Lundi prochain, le 11 janvier, les écoles appelleront les parents pour faire ce rappel à l'ordre. Et dès le lendemain, les enfants qui n'auront pas reçu les vaccins obligatoires ne pourront se présenter à l'école «jusqu'à ce que le carnet soit mis à jour», a précisé une porte-parole du CECCE, Céline Bourbonnais.

Selon elle, il n'y a vraiment pas d'excuses: les parents ont reçu trois avis de Santé publique Ottawa à cet effet et doivent s'y soumettre. L'avis de suspension entre en vigueur le 11 janvier, mais puisqu'il n'était pas question de renvoyer les jeunes écoliers tout seuls à la maison, on permet une «journée de grâce», a précisé Marie-Claude Turcotte, gestionnaire du programme des maladies évitables par la vaccination chez Santé publique Ottawa.

Elle reconnaît que cela pose parfois des problèmes de garde, mais les parents sont tenus de faire ces démarches. Il n'y a pas de crainte d'une épidémie quelconque, mais en vertu d'une loi provinciale, tous les enfants et adolescents doivent être vaccinés sous peine d'être expulsés pour une période maximale de 20 jours, a signalé Mme Turcotte.

Les parents peuvent toutefois refuser de faire vacciner leurs enfants pour des motifs de santé, de croyances religieuses ou de convictions philosophiques.

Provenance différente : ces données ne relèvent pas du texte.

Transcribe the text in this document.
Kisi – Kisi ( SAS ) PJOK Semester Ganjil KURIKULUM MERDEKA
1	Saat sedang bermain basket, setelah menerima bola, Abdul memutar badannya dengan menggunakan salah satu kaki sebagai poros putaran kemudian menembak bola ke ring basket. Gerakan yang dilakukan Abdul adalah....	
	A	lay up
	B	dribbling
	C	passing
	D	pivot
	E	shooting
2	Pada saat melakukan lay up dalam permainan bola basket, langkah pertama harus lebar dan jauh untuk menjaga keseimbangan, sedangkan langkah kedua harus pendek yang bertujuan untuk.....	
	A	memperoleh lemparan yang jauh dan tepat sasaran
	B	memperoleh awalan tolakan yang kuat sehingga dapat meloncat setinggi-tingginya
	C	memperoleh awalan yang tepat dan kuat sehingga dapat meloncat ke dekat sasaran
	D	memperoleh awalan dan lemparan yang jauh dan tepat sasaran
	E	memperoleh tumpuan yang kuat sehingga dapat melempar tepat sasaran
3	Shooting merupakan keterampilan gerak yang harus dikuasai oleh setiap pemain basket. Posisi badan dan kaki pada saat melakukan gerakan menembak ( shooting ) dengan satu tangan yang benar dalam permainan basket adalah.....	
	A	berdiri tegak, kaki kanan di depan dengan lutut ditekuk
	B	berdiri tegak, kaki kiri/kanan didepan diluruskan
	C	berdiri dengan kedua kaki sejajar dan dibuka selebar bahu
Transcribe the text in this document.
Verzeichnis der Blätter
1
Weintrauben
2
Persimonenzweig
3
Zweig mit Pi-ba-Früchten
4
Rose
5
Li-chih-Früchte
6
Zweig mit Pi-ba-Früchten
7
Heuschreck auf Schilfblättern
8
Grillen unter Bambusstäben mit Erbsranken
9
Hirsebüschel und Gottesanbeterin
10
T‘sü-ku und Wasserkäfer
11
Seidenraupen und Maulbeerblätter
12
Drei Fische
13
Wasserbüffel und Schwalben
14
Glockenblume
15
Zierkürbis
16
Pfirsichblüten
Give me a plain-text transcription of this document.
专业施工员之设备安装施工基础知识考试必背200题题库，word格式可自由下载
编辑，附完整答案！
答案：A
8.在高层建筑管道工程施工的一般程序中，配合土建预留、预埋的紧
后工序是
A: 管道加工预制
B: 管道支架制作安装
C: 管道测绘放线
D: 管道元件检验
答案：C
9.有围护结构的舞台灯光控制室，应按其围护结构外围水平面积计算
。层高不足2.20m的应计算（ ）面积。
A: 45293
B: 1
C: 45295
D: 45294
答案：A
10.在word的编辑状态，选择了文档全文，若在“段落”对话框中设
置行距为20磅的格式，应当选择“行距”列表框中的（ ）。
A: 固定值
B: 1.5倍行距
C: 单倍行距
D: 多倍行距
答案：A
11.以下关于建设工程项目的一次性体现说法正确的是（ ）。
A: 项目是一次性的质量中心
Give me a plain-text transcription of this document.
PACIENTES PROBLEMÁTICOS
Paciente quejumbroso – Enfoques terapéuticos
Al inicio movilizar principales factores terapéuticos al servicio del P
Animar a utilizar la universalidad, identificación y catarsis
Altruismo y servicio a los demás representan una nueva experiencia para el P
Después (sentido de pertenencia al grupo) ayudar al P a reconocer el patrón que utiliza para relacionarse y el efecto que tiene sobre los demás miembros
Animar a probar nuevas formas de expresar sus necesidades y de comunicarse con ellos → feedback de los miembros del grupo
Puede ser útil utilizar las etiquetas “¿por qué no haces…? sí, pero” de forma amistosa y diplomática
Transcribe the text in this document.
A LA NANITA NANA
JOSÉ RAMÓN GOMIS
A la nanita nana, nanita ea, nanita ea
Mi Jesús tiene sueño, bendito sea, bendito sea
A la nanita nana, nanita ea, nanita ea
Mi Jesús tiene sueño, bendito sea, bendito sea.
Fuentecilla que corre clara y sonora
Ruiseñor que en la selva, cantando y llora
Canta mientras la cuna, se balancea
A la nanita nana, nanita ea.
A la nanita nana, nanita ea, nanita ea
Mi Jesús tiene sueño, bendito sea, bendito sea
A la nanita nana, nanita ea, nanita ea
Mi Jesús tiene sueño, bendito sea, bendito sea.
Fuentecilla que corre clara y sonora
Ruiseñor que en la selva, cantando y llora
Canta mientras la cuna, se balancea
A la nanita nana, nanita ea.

Ils doivent signer un formulaire à cet effet qui doit être notarié par un commissaire à l'assermentation. S'il s'agit d'une condition médicale, un médecin doit en attester par écrit.

Dans les écoles publiques

Pour les enfants qui fréquentent les écoles primaires francophones du secteur public, le couperet est tombé le 4 janvier.

Quelque 900 avis de suspension ont été envoyés, mais beaucoup de parents ont depuis fourni les informations nécessaires.

Depuis la première vague de suspensions en décembre, aucun élève n'a été renvoyé pour la période maximale de 20 jours. Il faut savoir que le compteur s'est arrêté le 18 décembre, a affirmé Mme Turcotte.

Les dates d'entrée en vigueur de suspension pour les écoles secondaires francophones n'ont pas encore été annoncées officiellement.

Santé publique Ottawa rappelle qu'il y a des cliniques de vaccination de rattrapage gratuites.